Researchers and energy systems stakeholders increasingly believe that hydrogen may have an important role to play in any future shift to a low-carbon economy. Unlike its cousin natural gas, which releases carbon dioxide into the atmosphere when burned, burning hydrogen releases only water into the atmosphere. And while there are still considerable technological uncertainties surrounding how a transition to hydrogen energy might be achieved, several initiatives in the UK are now exploring it more detail; Aberdeen’s hydrogen bus project and Leeds’ H21 Citygate Project being two of the most recent demonstration examples.

However, a great deal hinges on whether or not hydrogen can become an accepted and uncontroversial part of the general public’s everyday energy use. We currently do not know much about how families, communities, and businesses will respond the prospect of using hydrogen in their everyday lives. Furthermore, much depends on how the introduction of hydrogen might transform the way we all go about our core practices of cooking our food, heating our homes, and travelling on the road.

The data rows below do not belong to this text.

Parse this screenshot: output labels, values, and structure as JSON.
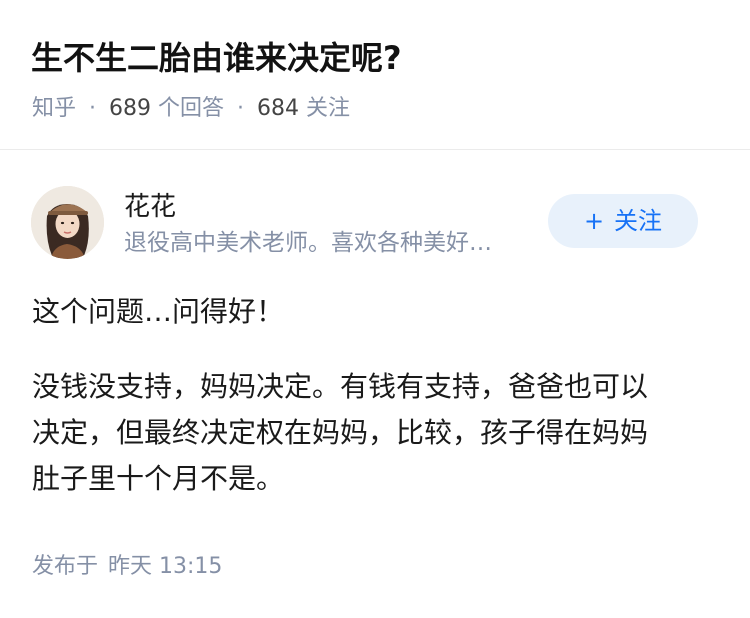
{
  "question": {
    "title": "生不生二胎由谁来决定呢?",
    "source": "知乎",
    "sep": "·",
    "answer_count": "689",
    "answer_label": "个回答",
    "follower_count": "684",
    "follower_label": "关注"
  },
  "author": {
    "name": "花花",
    "bio": "退役高中美术老师。喜欢各种美好…",
    "follow_icon": "plus-icon",
    "follow_plus": "+",
    "follow_label": "关注"
  },
  "answer": {
    "paragraph_1": "这个问题…问得好！",
    "paragraph_2_line_1": "没钱没支持，妈妈决定。有钱有支持，爸爸也可以",
    "paragraph_2_line_2": "决定，但最终决定权在妈妈，比较，孩子得在妈妈",
    "paragraph_2_line_3": "肚子里十个月不是。"
  },
  "footer": {
    "published_label": "发布于",
    "published_time": "昨天 13:15"
  },
  "colors": {
    "accent": "#1772f6",
    "follow_bg": "#e8f1fb",
    "meta": "#8590a6"
  }
}
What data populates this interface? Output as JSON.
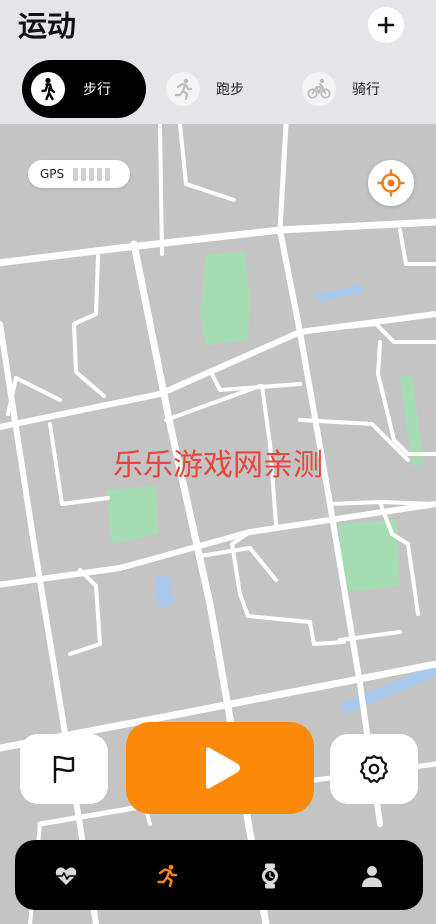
{
  "header": {
    "title": "运动",
    "add_icon": "plus-icon"
  },
  "tabs": [
    {
      "label": "步行",
      "icon": "walk-icon",
      "active": true
    },
    {
      "label": "跑步",
      "icon": "run-icon",
      "active": false
    },
    {
      "label": "骑行",
      "icon": "bike-icon",
      "active": false
    }
  ],
  "map": {
    "gps_label": "GPS",
    "gps_signal_bars": 5,
    "locate_icon": "crosshair-icon",
    "watermark": "乐乐游戏网亲测"
  },
  "actions": {
    "flag_icon": "flag-icon",
    "start_icon": "play-icon",
    "settings_icon": "gear-icon"
  },
  "bottom_nav": [
    {
      "icon": "heart-pulse-icon",
      "active": false
    },
    {
      "icon": "running-person-icon",
      "active": true
    },
    {
      "icon": "watch-icon",
      "active": false
    },
    {
      "icon": "person-icon",
      "active": false
    }
  ],
  "colors": {
    "accent": "#fb8a0a",
    "map_background": "#c4c4c4",
    "park_green": "#a6dcb2",
    "water_blue": "#a8c8ec",
    "nav_background": "#000000"
  }
}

These are the issues that this research is seeking to investigate. Over the summer of 2017 we asked members of the public at different locations in the North East of England what they think about hydrogen, and how they thought using hydrogen might change their everyday lives. We were interested, firstly, in what (if any) existing knowledge people had about hydrogen and its potential use as an energy carrier. This was not only a case of asking about peoples’ knowledge of hydrogen’s properties as a gas, but also about what people associate with hydrogen more generally – if hydrogen is associated with danger, or fire, then this will undoubtedly have implications on the extent to which it can be accepted in the home, regardless of how safe it might be proven to be.

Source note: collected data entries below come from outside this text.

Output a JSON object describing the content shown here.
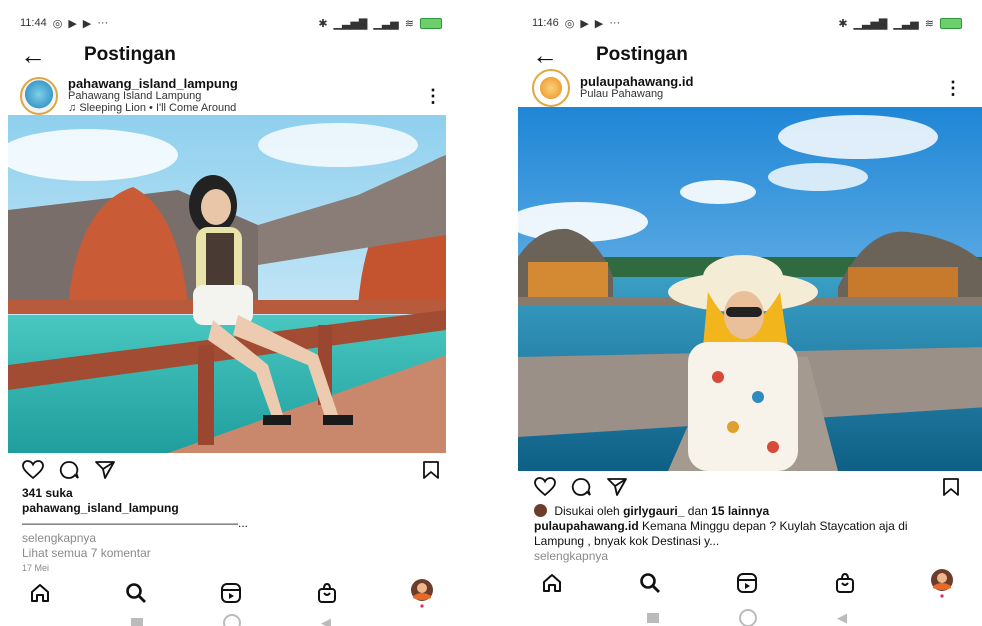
{
  "phone1": {
    "status": {
      "time": "11:44",
      "battery": "66"
    },
    "header_title": "Postingan",
    "post": {
      "username": "pahawang_island_lampung",
      "location": "Pahawang Island Lampung",
      "music": "Sleeping Lion • I'll Come Around",
      "likes": "341 suka",
      "caption_user": "pahawang_island_lampung",
      "caption_line": "——————————————————...",
      "more_text": "selengkapnya",
      "comments": "Lihat semua 7 komentar",
      "date": "17 Mei"
    }
  },
  "phone2": {
    "status": {
      "time": "11:46",
      "battery": "66"
    },
    "header_title": "Postingan",
    "post": {
      "username": "pulaupahawang.id",
      "location": "Pulau Pahawang",
      "liked_prefix": "Disukai oleh",
      "liked_user": "girlygauri_",
      "liked_mid": "dan",
      "liked_others": "15 lainnya",
      "caption_user": "pulaupahawang.id",
      "caption_text": "Kemana Minggu depan ? Kuylah Staycation aja di Lampung , bnyak kok Destinasi y...",
      "more_text": "selengkapnya"
    }
  },
  "icons": {
    "back": "←",
    "more": "⋮"
  },
  "colors": {
    "accent": "#e0a640",
    "muted": "#8a8a8a"
  }
}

We also asked about whether or not people thought using hydrogen would change the way they cooked and heated their homes, and how it would impact upon their methods of personal transport. As well as emitting no greenhouse gasses when burned, hydrogen also emits no carbon monoxide, and burns with a flame that is almost invisible in daylight conditions. Many of our participants did not know this before speaking to us. We consequently asked participants to imaginatively place themselves in their homes: cooking, turning on the heating, running a bath, and posed – if you were doing all of this using hydrogen, how do you think you would do them differently? And just as importantly, would any change in how you do these things be acceptable to you, or would they be an insurmountable obstacle and therefore push you away from potentially using hydrogen in the future?

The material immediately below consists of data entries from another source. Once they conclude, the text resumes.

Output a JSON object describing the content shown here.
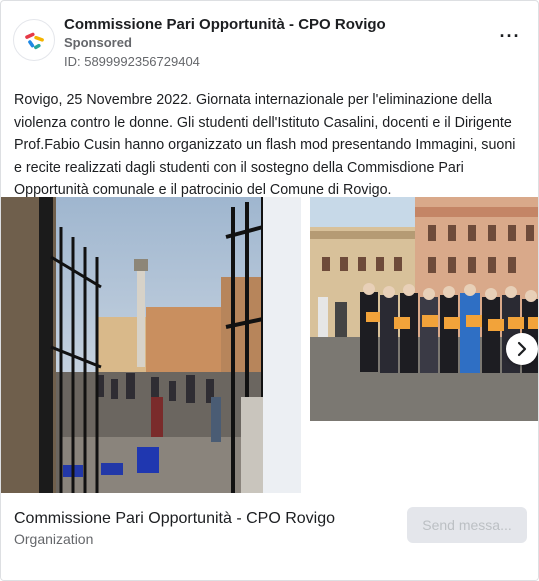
{
  "post": {
    "page_name": "Commissione Pari Opportunità - CPO Rovigo",
    "sponsored_label": "Sponsored",
    "ad_id": "ID: 5899992356729404",
    "more_icon": "more-options-icon",
    "body_text": "Rovigo, 25 Novembre 2022. Giornata internazionale per l'eliminazione della violenza contro le donne. Gli studenti dell'Istituto Casalini, docenti e il Dirigente Prof.Fabio Cusin hanno organizzato un flash mod presentando Immagini, suoni e recite realizzati dagli studenti con il sostegno della Commisdione Pari Opportunità comunale e il patrocinio del Comune di Rovigo."
  },
  "carousel": {
    "next_icon": "chevron-right-icon"
  },
  "footer": {
    "title": "Commissione Pari Opportunità - CPO Rovigo",
    "subtitle": "Organization",
    "cta_label": "Send messa..."
  },
  "colors": {
    "text_primary": "#1c1e21",
    "text_secondary": "#65676b",
    "cta_bg": "#e4e6eb",
    "cta_text": "#bcc0c4",
    "logo_red": "#e63946",
    "logo_yellow": "#f4b400",
    "logo_blue": "#1e88e5",
    "logo_teal": "#26a69a"
  }
}
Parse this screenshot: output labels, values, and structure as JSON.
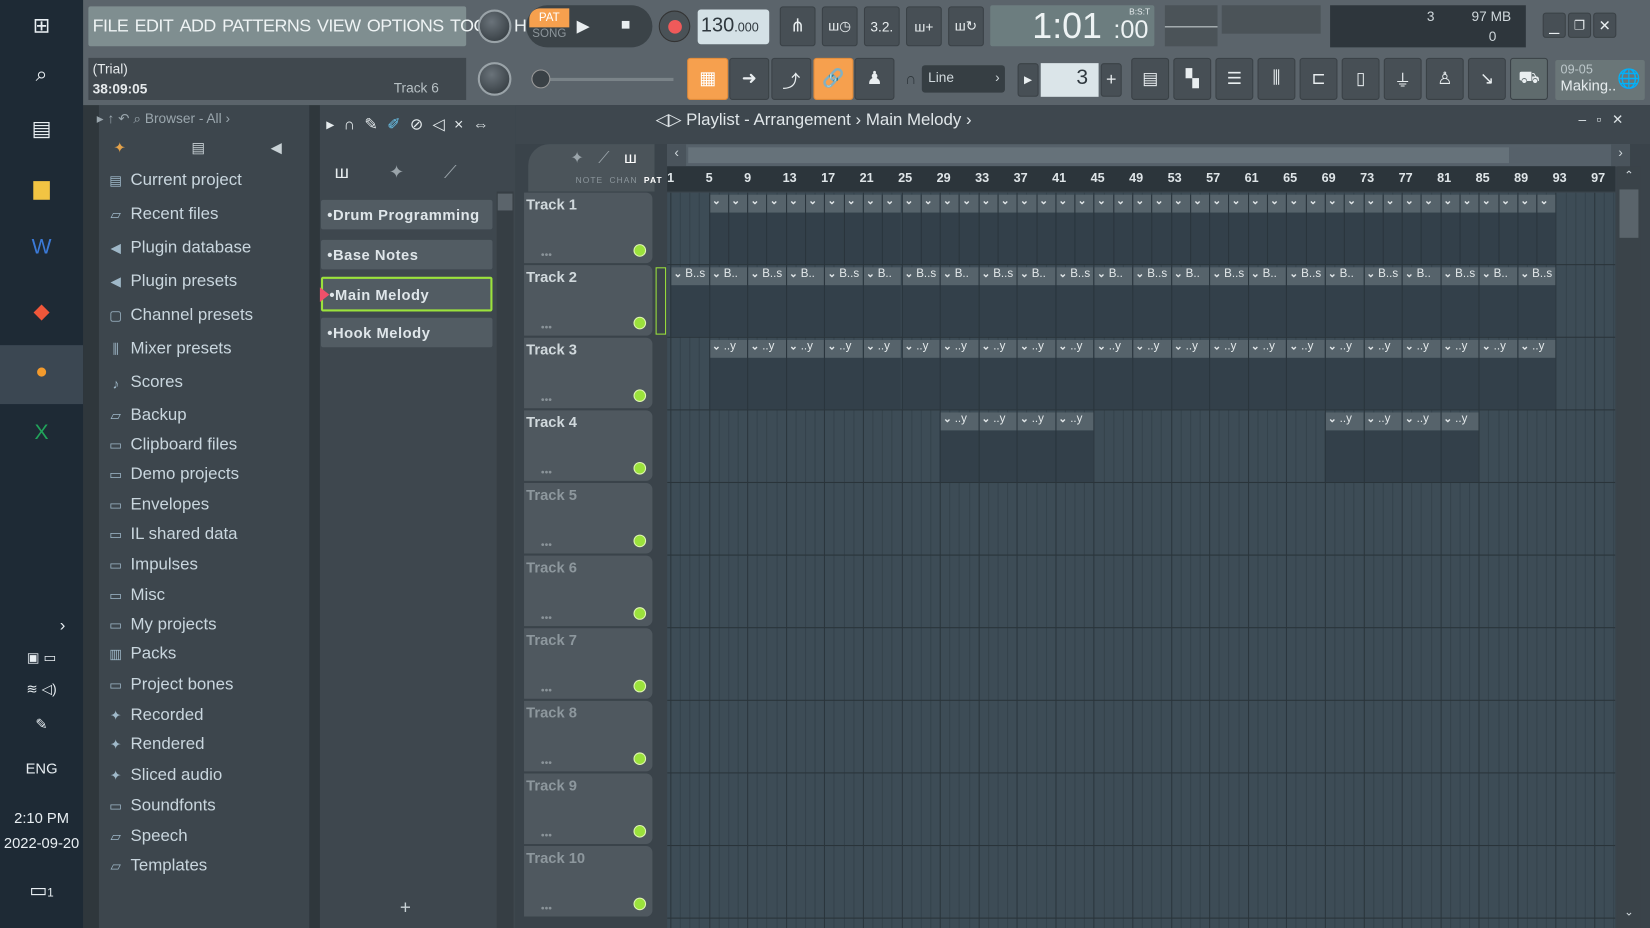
{
  "taskbar": {
    "lang": "ENG",
    "time": "2:10 PM",
    "date": "2022-09-20",
    "notifications": "1",
    "icons": [
      "windows-icon",
      "search-icon",
      "task-view-icon",
      "file-explorer-icon",
      "word-icon",
      "brave-icon",
      "fl-studio-icon",
      "excel-icon"
    ]
  },
  "menu": [
    "FILE",
    "EDIT",
    "ADD",
    "PATTERNS",
    "VIEW",
    "OPTIONS",
    "TOOLS",
    "HELP"
  ],
  "info": {
    "line1": "(Trial)",
    "line2": "38:09:05",
    "hint": "Track 6"
  },
  "transport": {
    "pat": "PAT",
    "song": "SONG",
    "tempo": "130",
    "tempo_dec": ".000",
    "time": "1:01",
    "time_sub": ":00",
    "time_format": "B:S:T",
    "cpu": "3",
    "memory": "97 MB",
    "poly": "0"
  },
  "toolbar2": {
    "snap": "Line",
    "pattern_num": "3",
    "news_date": "09-05",
    "news_text": "Making.."
  },
  "colors": {
    "accent_orange": "#f6a04e",
    "active_green": "#9be23c",
    "record": "#f05a5a"
  },
  "browser": {
    "title": "Browser - All",
    "items": [
      {
        "label": "Current project",
        "icon": "project-icon"
      },
      {
        "label": "Recent files",
        "icon": "folder-recent-icon"
      },
      {
        "label": "Plugin database",
        "icon": "plugin-icon"
      },
      {
        "label": "Plugin presets",
        "icon": "plugin-icon"
      },
      {
        "label": "Channel presets",
        "icon": "channel-icon"
      },
      {
        "label": "Mixer presets",
        "icon": "mixer-icon"
      },
      {
        "label": "Scores",
        "icon": "note-icon"
      },
      {
        "label": "Backup",
        "icon": "folder-recent-icon"
      },
      {
        "label": "Clipboard files",
        "icon": "folder-icon"
      },
      {
        "label": "Demo projects",
        "icon": "folder-icon"
      },
      {
        "label": "Envelopes",
        "icon": "folder-icon"
      },
      {
        "label": "IL shared data",
        "icon": "folder-icon"
      },
      {
        "label": "Impulses",
        "icon": "folder-icon"
      },
      {
        "label": "Misc",
        "icon": "folder-icon"
      },
      {
        "label": "My projects",
        "icon": "folder-icon"
      },
      {
        "label": "Packs",
        "icon": "packs-icon"
      },
      {
        "label": "Project bones",
        "icon": "folder-icon"
      },
      {
        "label": "Recorded",
        "icon": "audio-icon"
      },
      {
        "label": "Rendered",
        "icon": "audio-icon"
      },
      {
        "label": "Sliced audio",
        "icon": "audio-icon"
      },
      {
        "label": "Soundfonts",
        "icon": "folder-icon"
      },
      {
        "label": "Speech",
        "icon": "folder-recent-icon"
      },
      {
        "label": "Templates",
        "icon": "folder-recent-icon"
      }
    ]
  },
  "patterns": {
    "items": [
      "Drum Programming",
      "Base Notes",
      "Main Melody",
      "Hook Melody"
    ],
    "selected": "Main Melody",
    "add": "+"
  },
  "playlist": {
    "title": "Playlist - Arrangement",
    "pattern": "Main Melody",
    "tabs": [
      "NOTE",
      "CHAN",
      "PAT"
    ],
    "ruler": [
      1,
      5,
      9,
      13,
      17,
      21,
      25,
      29,
      33,
      37,
      41,
      45,
      49,
      53,
      57,
      61,
      65,
      69,
      73,
      77,
      81,
      85,
      89,
      93,
      97
    ],
    "tracks": [
      {
        "name": "Track 1",
        "clips": {
          "start": 5,
          "end": 93,
          "length": 2,
          "labels": [
            ""
          ]
        }
      },
      {
        "name": "Track 2",
        "clips": {
          "start": 1,
          "end": 93,
          "length": 4,
          "labels": [
            "B..s",
            "B.."
          ]
        }
      },
      {
        "name": "Track 3",
        "clips": {
          "start": 5,
          "end": 93,
          "length": 4,
          "labels": [
            "..y"
          ]
        }
      },
      {
        "name": "Track 4",
        "clips": [
          {
            "start": 29,
            "end": 45,
            "length": 4,
            "labels": [
              "..y"
            ]
          },
          {
            "start": 69,
            "end": 85,
            "length": 4,
            "labels": [
              "..y"
            ]
          }
        ]
      },
      {
        "name": "Track 5"
      },
      {
        "name": "Track 6"
      },
      {
        "name": "Track 7"
      },
      {
        "name": "Track 8"
      },
      {
        "name": "Track 9"
      },
      {
        "name": "Track 10"
      }
    ]
  }
}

As well as this, we sought to explore what worries and fears people might have about using hydrogen, and how this compared to concerns they had about their existing sources of energy like electricity and natural gas. Finally, we also sought to determine, given most people’s knowledge of hydrogen was low, what forms of evidence and information would be valued knowledge about and confidence in hydrogen, and who the public would trust to provide them with it.

The day when hydrogen replaces natural gas in our pipes and boilers might be some time away yet, but Cyrus Harding may have been eerily prescient when, back in 1874, he referred to hydrogen as “the coal of the future.” Yet hydrogen can only be implemented effectively if we appreciate and understand the complex ways it would change our everyday lives and the extent to which any potential changes could weave themselves into our daily practices. As a result, we hope that this research will produce insights of relevance to researchers, industry, and governmental organisations investigating the ways in which hydrogen might be used in the UK energy system.